Nós sempre tivemos uma tradição de BD, isso sim, mas não basta ter grandes autores. Quero dizer, A Balada do Mar Salgado nasceu porque um construtor imobiliário genovês virou um mecenas improvisado para Hugo Pratt. Depois quem explorou os frutos foi a editoria francesa, não a nossa.
Argentinos, espanhóis e ingleses também tiveram grandes escolas, mas elas se apagaram porque não tinham uma indústria. E não tinham uma indústria porque não tinham editores.
Editores de verdade, não os que imprimem material de outros. Gente que tem faro. Que sabe ler as grandes massas, achar um público, que sabe canalizar a criatividade para chegar a alguma coisa.
De Tycoon (para falar como Fitzgerald), na Itália, nós tivemos a sorte descarada de ter dois.
Mario Gentilini (o criador da revista semanal Topolino, o Mickey Mouse) e Sergio Bonelli.
Chegamos aos números de 93 porque por quarenta anos houve o trabalho deles.
Eu encontrei Sergio Bonelli na primeira vez que pus os pés na redacção, em 2004. O editor gostava de se encontrar com os novos colaboradores e fazer as honras da casa. Eu lembro-me que ele disse, aliviado: “É um belo rapaz, sim.

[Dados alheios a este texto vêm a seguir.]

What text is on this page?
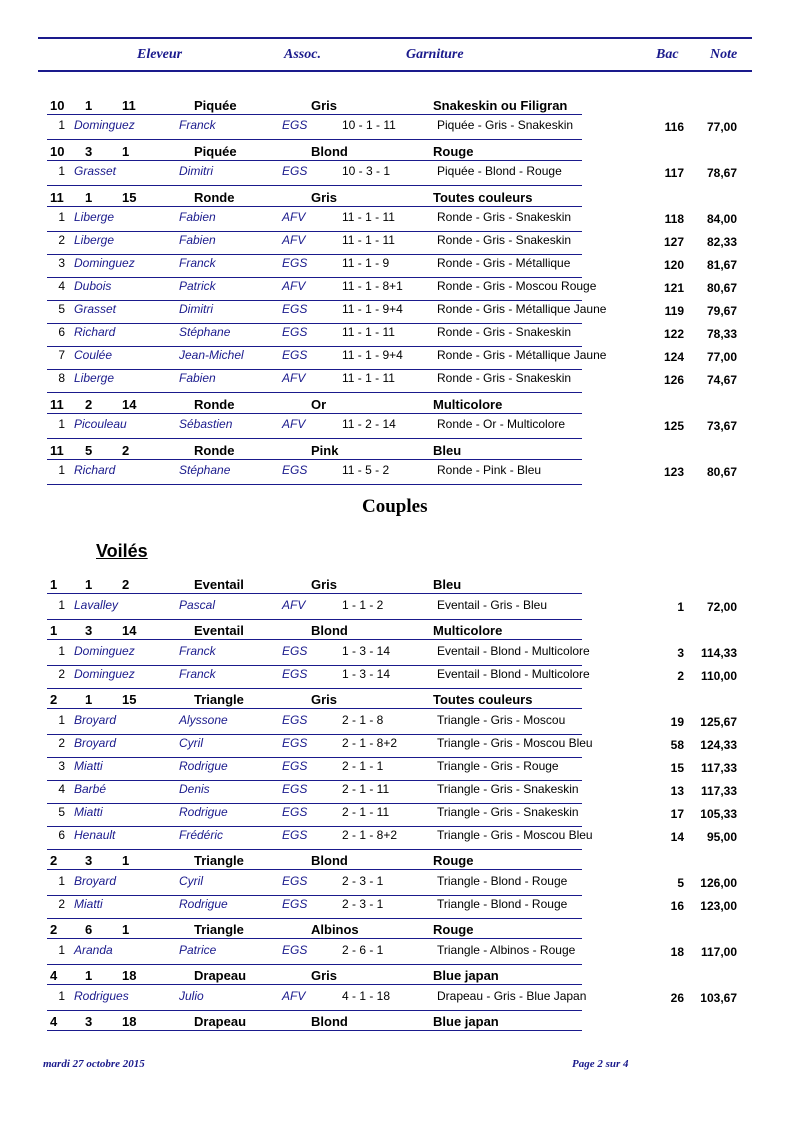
Eleveur	Assoc.	Garniture	Bac Note
10 1 11	Piquée	Gris	Snakeskin ou Filigran
1 Dominguez	Franck	EGS	10 - 1 - 11	Piquée - Gris - Snakeskin	116	77,00
10 3 1	Piquée	Blond	Rouge
1 Grasset	Dimitri	EGS	10 - 3 - 1	Piquée - Blond - Rouge	117	78,67
11 1 15	Ronde	Gris	Toutes couleurs
1 Liberge	Fabien	AFV	11 - 1 - 11	Ronde - Gris - Snakeskin	118	84,00
2 Liberge	Fabien	AFV	11 - 1 - 11	Ronde - Gris - Snakeskin	127	82,33
3 Dominguez	Franck	EGS	11 - 1 - 9	Ronde - Gris - Métallique	120	81,67
4 Dubois	Patrick	AFV	11 - 1 - 8+1	Ronde - Gris - Moscou Rouge	121	80,67
5 Grasset	Dimitri	EGS	11 - 1 - 9+4	Ronde - Gris - Métallique Jaune	119	79,67
6 Richard	Stéphane	EGS	11 - 1 - 11	Ronde - Gris - Snakeskin	122	78,33
7 Coulée	Jean-Michel	EGS	11 - 1 - 9+4	Ronde - Gris - Métallique Jaune	124	77,00
8 Liberge	Fabien	AFV	11 - 1 - 11	Ronde - Gris - Snakeskin	126	74,67
11 2 14	Ronde	Or	Multicolore
1 Picouleau	Sébastien	AFV	11 - 2 - 14	Ronde - Or - Multicolore	125	73,67
11 5 2	Ronde	Pink	Bleu
1 Richard	Stéphane	EGS	11 - 5 - 2	Ronde - Pink - Bleu	123	80,67
1 1 2	Eventail	Gris	Bleu
1 Lavalley	Pascal	AFV	1 - 1 - 2	Eventail - Gris - Bleu	1	72,00
1 3 14	Eventail	Blond	Multicolore
1 Dominguez	Franck	EGS	1 - 3 - 14	Eventail - Blond - Multicolore	3	114,33
2 Dominguez	Franck	EGS	1 - 3 - 14	Eventail - Blond - Multicolore	2	110,00
2 1 15	Triangle	Gris	Toutes couleurs
1 Broyard	Alyssone	EGS	2 - 1 - 8	Triangle - Gris - Moscou	19	125,67
2 Broyard	Cyril	EGS	2 - 1 - 8+2	Triangle - Gris - Moscou Bleu	58	124,33
3 Miatti	Rodrigue	EGS	2 - 1 - 1	Triangle - Gris - Rouge	15	117,33
4 Barbé	Denis	EGS	2 - 1 - 11	Triangle - Gris - Snakeskin	13	117,33
5 Miatti	Rodrigue	EGS	2 - 1 - 11	Triangle - Gris - Snakeskin	17	105,33
6 Henault	Frédéric	EGS	2 - 1 - 8+2	Triangle - Gris - Moscou Bleu	14	95,00
2 3 1	Triangle	Blond	Rouge
1 Broyard	Cyril	EGS	2 - 3 - 1	Triangle - Blond - Rouge	5	126,00
2 Miatti	Rodrigue	EGS	2 - 3 - 1	Triangle - Blond - Rouge	16	123,00
2 6 1	Triangle	Albinos	Rouge
1 Aranda	Patrice	EGS	2 - 6 - 1	Triangle - Albinos - Rouge	18	117,00
4 1 18	Drapeau	Gris	Blue japan
1 Rodrigues	Julio	AFV	4 - 1 - 18	Drapeau - Gris - Blue Japan	26	103,67
4 3 18	Drapeau	Blond	Blue japan
Couples
Voilés
mardi 27 octobre 2015	Page 2 sur 4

Ainda bem“, e foi embora.
Nas outras vezes que o encontrei não foi assim tão agradável.
Durante as reuniões sobre os projectos da nova série surgiam os aspectos duros do seu modo de trabalhar. A dureza ao expor as próprias ideias.
Mas o que mais dava nos nervos é que na maior parte das vezes ele tinha razão.
Quando, nos anos 80, cresceu a polémica feroz entre BD de autor e BD popular, Bonelli não deu a mínima. Ele via a BD assim e a queria assim.
Ele tinha razão
.
Quando, nos anos 90, uma boa parte do pessoal da área pressionava para que se desse preferência ao canal das recém-nascidas livrarias especializadas, em vez dos quiosques, não houve jeito de discutir.
Ele tinha razão
.
Quando, no ano passado, eu e os outros colegas jovens pressionamos porque para nós era loucura não entrar logo no mercado do Ipad e das novas tecnologias, ele nem quis saber. A coisa ainda não estava clara.
Diacho, ele tinha razão e nós estávamos errados. Comixology revelou-se uma plataforma que já nasceu velha, Marvel e DC rumaram para uma desastrosa trapalhada e a única coisa que conseguiram no mercado digital foi fazer a pirataria se espalhar. Simplesmente não se pode lançar um catálogo como o da Bonelli enquanto a plataforma não esteja bem testada.
Entretanto, a serie de Tex em cores vendia 27 milhões de exemplares.
Claro que continuo a pensar que algumas coisas não sejam certas. Por exemplo, não querer criar uma linha para livrarias, e só entregar material à Mondadori. Ou a falta de atenção na roupagem gráfica.
Mas você aprende a respeitar o faro do editor de verdade quando tem a sorte de encontrar um.
Num mundo em que todos dizem prever o que acontecerá amanhã, o editor é alguém que tem uma visão. E que cria o futuro.
A última vez que encontrei Sergio Bonelli foi no almoço, no dia 4 de Julho de 2011 (eu sei porque ainda tenho a passagem do trem). Eu estava curioso para lhe perguntar coisas da editoria: por exemplo, como nasceram alguns formatos, como nasceram certas ideias que deram certo. Ou, simplesmente, como se sente ao chegar ao topo do mundo da própria profissão. Mas falamos de outras coisas.
Paciência, eu me disse, eu pergunto a ele na próxima vez.
Não deu tempo.

N.t.: a referência a Tycoon, no texto, é ao livro The Last Tycoon, de Francis Scott Key Fitzgerald. Conta a história de um poderoso produtor que conduz com as rédeas curtas o seu estúdio na Hollywood dos anos 1930.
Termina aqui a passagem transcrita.